PBB 3Q Net Income Up 42% YoY to PhP670M

Caloocan—(PHStocks)—Philippine Business Bank (PSE: PBB) reported a strong third quarter for 2016 as net income for the first nine months of 2016 reached PhP670.0 million, up 42.0% YoY. Net interest income stood at PhP1.81 billion, a 1.0% growth over the same period last year. Pre-tax pre-provision profit was at PhP831.2 million, while earnings before taxes reached PhP771.2 million, up 25.2%.

The Bank’s interest income from loans increased 2.2% to PhP1.96 billion. Non-interest income from service charges, fees and commissions and miscellaneous income decreased by 3.3%, bringing non-interest income to PhP140.2 million from PhP145.0 million over the same period last year.

On the balance sheet side, loans and other receivables increased by 13.4% to PhP47.3 billion from PhP41.7 billion at the end of 2015. Trading and investment securities decreased by 80.2% to PhP1.8 billion as the Bank capitalized on favorable trading opportunities during the third quarter.

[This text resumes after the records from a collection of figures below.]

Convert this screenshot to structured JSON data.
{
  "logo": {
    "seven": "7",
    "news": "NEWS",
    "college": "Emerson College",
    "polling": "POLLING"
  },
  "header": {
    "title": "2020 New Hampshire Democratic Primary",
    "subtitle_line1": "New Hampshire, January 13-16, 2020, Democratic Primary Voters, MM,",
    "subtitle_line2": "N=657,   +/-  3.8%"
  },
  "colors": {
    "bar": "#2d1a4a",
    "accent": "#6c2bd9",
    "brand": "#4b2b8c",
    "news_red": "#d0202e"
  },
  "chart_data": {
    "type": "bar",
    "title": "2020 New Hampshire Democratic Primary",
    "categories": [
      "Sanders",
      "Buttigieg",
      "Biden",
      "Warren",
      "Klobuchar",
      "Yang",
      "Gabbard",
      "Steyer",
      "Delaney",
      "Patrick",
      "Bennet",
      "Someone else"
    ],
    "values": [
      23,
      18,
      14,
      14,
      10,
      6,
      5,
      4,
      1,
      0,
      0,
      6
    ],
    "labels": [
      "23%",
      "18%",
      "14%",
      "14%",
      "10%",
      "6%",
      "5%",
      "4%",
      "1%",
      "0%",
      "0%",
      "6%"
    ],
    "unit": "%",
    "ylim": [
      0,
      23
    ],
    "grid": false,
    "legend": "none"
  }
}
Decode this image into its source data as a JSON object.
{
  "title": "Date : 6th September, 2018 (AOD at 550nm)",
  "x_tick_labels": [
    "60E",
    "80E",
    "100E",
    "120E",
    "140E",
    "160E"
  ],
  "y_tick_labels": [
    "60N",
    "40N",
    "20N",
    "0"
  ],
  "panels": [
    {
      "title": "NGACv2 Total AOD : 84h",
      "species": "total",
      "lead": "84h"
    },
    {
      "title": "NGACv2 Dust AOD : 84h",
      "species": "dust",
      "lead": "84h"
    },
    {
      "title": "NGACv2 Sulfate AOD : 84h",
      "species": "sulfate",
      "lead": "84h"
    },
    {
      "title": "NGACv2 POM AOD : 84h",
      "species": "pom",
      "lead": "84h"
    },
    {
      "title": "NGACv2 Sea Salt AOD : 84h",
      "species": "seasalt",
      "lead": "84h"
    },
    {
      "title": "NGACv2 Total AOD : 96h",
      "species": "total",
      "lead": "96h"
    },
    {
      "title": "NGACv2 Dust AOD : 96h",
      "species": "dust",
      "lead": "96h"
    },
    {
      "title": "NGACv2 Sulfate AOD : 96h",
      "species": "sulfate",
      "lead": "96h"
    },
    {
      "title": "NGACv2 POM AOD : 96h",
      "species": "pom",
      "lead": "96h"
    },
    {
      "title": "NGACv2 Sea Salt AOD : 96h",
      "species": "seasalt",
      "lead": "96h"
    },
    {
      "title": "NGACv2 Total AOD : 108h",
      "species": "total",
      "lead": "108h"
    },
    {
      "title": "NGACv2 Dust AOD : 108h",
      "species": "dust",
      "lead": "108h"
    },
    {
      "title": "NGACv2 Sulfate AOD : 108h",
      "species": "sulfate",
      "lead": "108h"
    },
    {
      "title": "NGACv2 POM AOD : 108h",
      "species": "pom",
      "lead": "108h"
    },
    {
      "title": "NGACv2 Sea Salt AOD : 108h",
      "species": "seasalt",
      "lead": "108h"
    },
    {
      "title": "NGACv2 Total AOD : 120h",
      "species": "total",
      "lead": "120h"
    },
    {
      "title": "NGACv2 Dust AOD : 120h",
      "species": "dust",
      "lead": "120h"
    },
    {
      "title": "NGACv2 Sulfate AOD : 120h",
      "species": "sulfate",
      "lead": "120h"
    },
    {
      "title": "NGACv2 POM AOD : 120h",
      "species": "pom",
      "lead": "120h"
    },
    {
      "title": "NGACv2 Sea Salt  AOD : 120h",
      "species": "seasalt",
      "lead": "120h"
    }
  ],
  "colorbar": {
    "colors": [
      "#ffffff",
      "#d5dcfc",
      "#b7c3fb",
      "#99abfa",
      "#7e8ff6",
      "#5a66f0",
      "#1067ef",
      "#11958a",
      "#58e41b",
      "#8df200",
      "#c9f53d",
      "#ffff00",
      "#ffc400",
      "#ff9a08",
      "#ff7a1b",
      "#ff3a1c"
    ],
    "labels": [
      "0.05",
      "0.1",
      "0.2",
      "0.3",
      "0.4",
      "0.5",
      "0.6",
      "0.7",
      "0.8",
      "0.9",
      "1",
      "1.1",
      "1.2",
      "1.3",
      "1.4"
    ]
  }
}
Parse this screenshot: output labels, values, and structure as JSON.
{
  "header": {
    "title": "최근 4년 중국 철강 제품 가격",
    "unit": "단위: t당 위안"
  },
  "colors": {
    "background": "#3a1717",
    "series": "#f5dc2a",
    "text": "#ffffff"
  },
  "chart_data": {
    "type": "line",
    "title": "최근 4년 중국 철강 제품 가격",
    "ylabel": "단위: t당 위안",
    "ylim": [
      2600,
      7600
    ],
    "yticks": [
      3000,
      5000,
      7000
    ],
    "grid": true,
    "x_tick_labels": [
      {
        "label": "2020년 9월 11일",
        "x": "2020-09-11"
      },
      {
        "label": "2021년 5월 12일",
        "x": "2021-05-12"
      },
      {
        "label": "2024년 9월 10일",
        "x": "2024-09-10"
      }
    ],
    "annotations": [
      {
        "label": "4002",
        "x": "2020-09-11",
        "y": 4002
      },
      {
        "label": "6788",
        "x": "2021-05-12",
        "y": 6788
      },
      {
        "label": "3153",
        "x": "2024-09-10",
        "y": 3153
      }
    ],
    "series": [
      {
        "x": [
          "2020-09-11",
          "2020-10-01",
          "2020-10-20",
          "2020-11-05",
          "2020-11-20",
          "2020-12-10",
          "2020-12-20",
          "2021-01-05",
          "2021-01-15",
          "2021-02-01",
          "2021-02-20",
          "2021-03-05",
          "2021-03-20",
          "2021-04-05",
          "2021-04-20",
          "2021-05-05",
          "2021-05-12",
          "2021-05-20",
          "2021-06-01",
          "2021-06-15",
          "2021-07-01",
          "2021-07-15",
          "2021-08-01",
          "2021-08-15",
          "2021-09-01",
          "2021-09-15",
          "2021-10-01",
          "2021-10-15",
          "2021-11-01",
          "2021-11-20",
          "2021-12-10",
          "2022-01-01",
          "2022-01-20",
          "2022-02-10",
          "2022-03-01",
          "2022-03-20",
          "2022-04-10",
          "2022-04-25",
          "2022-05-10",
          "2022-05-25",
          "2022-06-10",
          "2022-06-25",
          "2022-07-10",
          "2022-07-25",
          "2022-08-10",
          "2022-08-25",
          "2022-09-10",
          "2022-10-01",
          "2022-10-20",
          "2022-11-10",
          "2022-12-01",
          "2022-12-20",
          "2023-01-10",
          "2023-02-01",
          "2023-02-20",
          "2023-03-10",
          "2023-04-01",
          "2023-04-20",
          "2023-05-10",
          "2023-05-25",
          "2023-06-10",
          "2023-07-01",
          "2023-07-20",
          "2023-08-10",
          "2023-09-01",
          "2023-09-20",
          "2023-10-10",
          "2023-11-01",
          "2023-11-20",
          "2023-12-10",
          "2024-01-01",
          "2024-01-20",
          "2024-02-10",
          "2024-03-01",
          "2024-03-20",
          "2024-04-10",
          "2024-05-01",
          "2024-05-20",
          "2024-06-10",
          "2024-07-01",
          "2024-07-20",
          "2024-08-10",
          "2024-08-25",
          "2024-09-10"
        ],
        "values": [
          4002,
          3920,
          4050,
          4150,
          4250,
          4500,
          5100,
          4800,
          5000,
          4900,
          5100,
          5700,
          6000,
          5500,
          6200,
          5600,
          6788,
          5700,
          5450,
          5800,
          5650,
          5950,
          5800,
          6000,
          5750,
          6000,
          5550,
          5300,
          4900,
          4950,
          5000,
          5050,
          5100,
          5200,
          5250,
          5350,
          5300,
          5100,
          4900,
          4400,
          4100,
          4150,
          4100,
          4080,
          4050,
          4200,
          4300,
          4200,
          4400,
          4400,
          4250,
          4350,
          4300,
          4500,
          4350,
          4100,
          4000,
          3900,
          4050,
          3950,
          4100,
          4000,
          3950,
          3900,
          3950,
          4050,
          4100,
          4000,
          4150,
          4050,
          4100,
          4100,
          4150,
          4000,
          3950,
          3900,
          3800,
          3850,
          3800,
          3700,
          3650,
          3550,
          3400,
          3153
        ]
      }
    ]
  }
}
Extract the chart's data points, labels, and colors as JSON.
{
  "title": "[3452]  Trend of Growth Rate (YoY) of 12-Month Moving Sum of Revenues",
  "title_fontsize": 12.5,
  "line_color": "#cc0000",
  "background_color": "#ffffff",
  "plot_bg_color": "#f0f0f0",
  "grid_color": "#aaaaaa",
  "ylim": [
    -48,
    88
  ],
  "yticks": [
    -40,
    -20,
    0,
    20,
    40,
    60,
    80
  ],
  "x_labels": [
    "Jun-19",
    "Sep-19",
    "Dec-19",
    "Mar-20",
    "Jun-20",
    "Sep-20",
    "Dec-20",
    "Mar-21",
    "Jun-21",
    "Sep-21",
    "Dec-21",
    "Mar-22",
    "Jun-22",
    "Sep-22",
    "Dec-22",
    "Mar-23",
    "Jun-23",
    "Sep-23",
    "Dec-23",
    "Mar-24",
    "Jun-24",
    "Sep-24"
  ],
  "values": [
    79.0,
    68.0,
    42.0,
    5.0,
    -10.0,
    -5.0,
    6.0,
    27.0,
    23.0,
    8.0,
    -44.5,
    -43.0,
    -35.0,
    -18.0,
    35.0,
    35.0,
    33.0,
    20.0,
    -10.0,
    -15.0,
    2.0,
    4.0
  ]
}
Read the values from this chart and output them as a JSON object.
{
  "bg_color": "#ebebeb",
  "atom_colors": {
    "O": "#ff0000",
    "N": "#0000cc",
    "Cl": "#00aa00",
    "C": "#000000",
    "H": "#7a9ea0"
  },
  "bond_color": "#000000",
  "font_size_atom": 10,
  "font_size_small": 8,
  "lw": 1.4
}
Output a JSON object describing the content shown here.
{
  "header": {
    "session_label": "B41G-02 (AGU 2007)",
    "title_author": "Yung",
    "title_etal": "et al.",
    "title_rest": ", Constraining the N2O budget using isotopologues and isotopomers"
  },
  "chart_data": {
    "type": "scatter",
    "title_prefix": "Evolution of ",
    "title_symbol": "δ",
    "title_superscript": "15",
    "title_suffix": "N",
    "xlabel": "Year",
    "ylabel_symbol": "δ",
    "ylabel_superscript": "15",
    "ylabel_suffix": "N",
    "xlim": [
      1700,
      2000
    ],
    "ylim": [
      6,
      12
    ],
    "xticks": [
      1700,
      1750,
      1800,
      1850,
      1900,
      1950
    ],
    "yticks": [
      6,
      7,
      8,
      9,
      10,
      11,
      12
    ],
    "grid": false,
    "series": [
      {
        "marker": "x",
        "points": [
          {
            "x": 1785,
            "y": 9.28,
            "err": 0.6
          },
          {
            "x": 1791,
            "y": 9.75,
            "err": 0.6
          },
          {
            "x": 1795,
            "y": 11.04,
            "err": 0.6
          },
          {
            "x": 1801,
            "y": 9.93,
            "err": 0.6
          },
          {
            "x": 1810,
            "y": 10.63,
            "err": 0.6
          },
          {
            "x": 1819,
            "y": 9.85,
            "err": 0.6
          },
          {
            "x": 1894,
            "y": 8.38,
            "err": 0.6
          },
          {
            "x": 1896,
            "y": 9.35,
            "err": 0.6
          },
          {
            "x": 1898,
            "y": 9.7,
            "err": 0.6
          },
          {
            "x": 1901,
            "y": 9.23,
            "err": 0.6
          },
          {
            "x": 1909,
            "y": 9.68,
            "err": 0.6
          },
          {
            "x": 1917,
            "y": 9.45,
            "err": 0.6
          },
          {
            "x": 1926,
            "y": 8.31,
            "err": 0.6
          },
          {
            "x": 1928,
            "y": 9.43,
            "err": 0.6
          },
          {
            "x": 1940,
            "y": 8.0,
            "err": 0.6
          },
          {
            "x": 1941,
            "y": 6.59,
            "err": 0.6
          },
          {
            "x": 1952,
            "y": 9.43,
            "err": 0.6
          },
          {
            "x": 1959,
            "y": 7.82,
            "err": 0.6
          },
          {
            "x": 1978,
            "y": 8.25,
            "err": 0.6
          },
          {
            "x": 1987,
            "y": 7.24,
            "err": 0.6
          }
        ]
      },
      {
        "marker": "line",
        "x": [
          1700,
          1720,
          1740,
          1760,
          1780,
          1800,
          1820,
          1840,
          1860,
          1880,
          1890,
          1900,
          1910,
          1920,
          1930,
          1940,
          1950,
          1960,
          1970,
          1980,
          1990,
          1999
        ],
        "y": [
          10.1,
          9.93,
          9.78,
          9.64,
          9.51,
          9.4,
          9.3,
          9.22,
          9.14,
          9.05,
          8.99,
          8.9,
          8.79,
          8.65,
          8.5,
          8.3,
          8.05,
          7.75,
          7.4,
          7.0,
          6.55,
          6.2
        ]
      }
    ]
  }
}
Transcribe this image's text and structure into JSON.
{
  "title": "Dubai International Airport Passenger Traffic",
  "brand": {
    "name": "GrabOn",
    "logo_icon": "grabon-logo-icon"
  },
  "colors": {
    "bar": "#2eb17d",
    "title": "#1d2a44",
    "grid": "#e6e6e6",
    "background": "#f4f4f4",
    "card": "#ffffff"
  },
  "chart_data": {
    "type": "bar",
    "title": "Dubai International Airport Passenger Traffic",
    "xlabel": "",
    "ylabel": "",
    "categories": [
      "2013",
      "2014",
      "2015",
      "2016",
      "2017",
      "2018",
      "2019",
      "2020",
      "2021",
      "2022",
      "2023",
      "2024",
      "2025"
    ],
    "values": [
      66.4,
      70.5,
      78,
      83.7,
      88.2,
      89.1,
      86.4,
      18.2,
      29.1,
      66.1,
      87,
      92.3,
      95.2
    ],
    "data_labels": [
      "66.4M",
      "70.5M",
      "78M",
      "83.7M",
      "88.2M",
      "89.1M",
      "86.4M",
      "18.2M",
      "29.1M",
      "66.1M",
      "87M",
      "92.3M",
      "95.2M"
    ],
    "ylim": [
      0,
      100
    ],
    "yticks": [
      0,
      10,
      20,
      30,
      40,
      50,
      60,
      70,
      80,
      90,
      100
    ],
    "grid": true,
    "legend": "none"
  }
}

“The treasury business remains a key contributor to PBB’s profitability and overall performance, even as the Bank continues to strengthen its economic moat in the lending business. The strategic repositioning of our asset mix in the third quarter allows the Bank to further capitalize on the movements in the global treasury market and expand its lending business to service the financing needs of our clients. We are confident that we could improve the Bank’s core income through the changes we’ve implemented to streamline our account management units and support functions. We expect to end the year strong,” said Roland Avante, President and Chief Executive Officer of PBB.

During the first half of 2016, PBB re-engineered its loan origination organization and credit management processes. PBB revamped its lending units to be more customer-centric and to realize efficiencies in the internal processes with regard to loan origination initiatives. In addition, PBB augmented its credit management team in the first half to allow the Bank to handle larger business volumes.

“The benefits of PBB’s continuing thrust to expand its nationwide presence are starting to materialize as loan drawdowns from both new and long-term clients have started to increase. While the lending business expanded during the quarter, our core income for the first nine months was affected by expenditures related to the branch expansion. The enlarged coverage area means we also need to invest in our personnel, from the client-facing frontliners to the support functions who ensure our operations run seamlessly,” said Avante. “At the end of the second quarter of 2016, I said we were expecting considerable growth starting in the second half of 2016 and that our revamped loan origination units should be able to generate better volumes moving forward. Today, I am happy to report that in one quarter alone, our loans and receivables increased by almost 5.0 billion pesos, from around 42.5 billion to 47.3 billion at the end of September.”

PBB ended the first nine-months with PhP65.7 billion in total resources. Loans and receivables expanded to PhP47.3 billion from PhP41.7 billion as of year-end 2015, or a 13.4% increase. PBB’s net interest margin remained very attractive at 3.9%. Total capital grew to PhP9.8 billion from December 2015’s PhP8.5 billion, a 15.5% growth.

PBB has a total of 139 branches and an additional 12 branches from acquisitions, resulting in a consolidated branch network of 151 branches nationwide. PBB is the financial services arm of the Yao Group of Companies, a leading conglomerate in South East Asia with business interests in beverage, power, real estate, tourism, and aviation.